Séquence des réactions en cas de protéine dénaturée :

  1. DnaJ (Hsp40) lie la protéine dénaturée.
  2. DnaK (Hsp70) liée à l'ATP n'a pas d'affinité pour les protéines dénaturées.
  3. DnaJ hydrolyse l'ATP lié à DnaK.
  4. DnaK liée à l'ADP a une forte affinité pour les protéines dénaturées.
  5. Formation d'un complexe DnaJ-DnaK-protéine dénaturée, évitant l'agrégation.
  6. GrpE (NEF) échange l'ADP par de l'ATP, entraînant la dissociation du complexe.

Ce cycle est un système intermédiaire qui empêche l'agrégation des protéines mal repliées. Ensuite, la protéine peut refaire un cycle, être prise en charge par le système GroEL/ES, être dégradée, ou s'agréger.
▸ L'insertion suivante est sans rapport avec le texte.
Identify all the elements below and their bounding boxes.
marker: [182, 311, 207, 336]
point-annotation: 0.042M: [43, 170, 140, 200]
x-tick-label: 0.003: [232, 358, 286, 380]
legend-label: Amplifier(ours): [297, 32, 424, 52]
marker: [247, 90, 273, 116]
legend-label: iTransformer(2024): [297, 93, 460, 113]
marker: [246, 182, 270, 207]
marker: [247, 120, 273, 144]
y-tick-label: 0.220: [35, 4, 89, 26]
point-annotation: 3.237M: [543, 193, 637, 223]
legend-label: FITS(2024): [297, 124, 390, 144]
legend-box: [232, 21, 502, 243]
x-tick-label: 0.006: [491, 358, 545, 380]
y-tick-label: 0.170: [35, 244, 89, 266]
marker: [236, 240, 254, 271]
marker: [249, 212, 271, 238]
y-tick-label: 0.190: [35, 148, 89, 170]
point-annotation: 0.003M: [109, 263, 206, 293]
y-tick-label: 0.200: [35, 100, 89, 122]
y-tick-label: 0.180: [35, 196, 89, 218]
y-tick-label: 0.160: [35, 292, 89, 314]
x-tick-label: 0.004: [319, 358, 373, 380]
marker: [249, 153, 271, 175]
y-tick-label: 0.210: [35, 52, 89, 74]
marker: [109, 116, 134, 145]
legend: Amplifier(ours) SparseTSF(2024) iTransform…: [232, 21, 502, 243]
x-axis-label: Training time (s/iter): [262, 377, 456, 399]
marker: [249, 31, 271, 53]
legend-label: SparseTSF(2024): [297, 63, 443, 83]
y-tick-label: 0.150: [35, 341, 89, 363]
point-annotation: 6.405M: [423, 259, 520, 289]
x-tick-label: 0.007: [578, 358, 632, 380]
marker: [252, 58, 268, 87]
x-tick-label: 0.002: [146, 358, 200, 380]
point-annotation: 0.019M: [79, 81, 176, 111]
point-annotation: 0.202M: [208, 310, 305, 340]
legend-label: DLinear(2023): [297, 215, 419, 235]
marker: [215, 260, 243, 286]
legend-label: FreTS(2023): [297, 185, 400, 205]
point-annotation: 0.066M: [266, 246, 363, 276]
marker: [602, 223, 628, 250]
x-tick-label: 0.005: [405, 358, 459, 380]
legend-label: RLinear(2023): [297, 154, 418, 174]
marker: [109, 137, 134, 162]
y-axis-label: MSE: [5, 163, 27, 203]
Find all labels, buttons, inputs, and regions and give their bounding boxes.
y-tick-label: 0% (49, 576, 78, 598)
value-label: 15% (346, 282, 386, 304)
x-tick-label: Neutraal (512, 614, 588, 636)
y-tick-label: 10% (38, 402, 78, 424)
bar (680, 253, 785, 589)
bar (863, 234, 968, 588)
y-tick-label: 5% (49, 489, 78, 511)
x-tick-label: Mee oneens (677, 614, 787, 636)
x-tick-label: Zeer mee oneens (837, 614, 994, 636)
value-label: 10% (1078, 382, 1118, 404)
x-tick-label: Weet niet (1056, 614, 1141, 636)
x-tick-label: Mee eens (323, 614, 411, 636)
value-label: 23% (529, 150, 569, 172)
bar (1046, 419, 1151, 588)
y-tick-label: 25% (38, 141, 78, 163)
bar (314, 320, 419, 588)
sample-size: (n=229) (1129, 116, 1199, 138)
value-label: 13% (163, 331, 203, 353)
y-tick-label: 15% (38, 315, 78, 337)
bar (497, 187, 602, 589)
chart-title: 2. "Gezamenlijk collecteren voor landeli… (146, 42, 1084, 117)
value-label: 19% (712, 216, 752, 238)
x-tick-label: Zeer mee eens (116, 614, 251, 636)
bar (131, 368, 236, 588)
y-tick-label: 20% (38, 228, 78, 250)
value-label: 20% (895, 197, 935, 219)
C - Le système des Foldases/chaperonines ou système TRiC/CCT (GroES/EL)

Après libération par le système DnaK, la protéine peut être prise en charge par GroEL/ES. Ce système, très dépendant de l'ATP, vise à replier la protéine (contrairement à DnaK qui la "tient").

  • GroEL : Tonneau homoheptamérique (2 couronnes séparées par une plaque équatoriale) avec 3 régions :
    1. Région apicale : interagit avec GroES et les protéines mal repliées.
    2. Région intermédiaire.
    3. Région équatoriale : lie l'ATP.
  • GroES : Anneau unique de 7 sous-unités, fermant une extrémité de GroEL (le "couvercle").

Mécanisme du système GroEL/ES :

  1. Initialement, GroEL est lié à 2 ATP, ses parois intérieures sont hydrophobes.
  2. La protéine dénaturée (exposant ses AA hydrophobes) entre dans GroEL par interactions hydrophobes.
  3. GroES enferme la protéine dénaturée dans GroEL (effet cage).
  4. Hydrolyse des ATP.
  5. Exposition d'AA hydrophiles sur les parois intérieures de GroEL.
  6. La protéine, piégée, est contrainte de se replier correctement et de masquer ses résidus hydrophobes pour atteindre un état énergétique stable.
  7. GroES se sépare de GroEL, libérant la protéine. GroES se fixe ensuite sur le second anneau de GroEL où une nouvelle protéine endommagée s'est fixée, et le cycle recommence.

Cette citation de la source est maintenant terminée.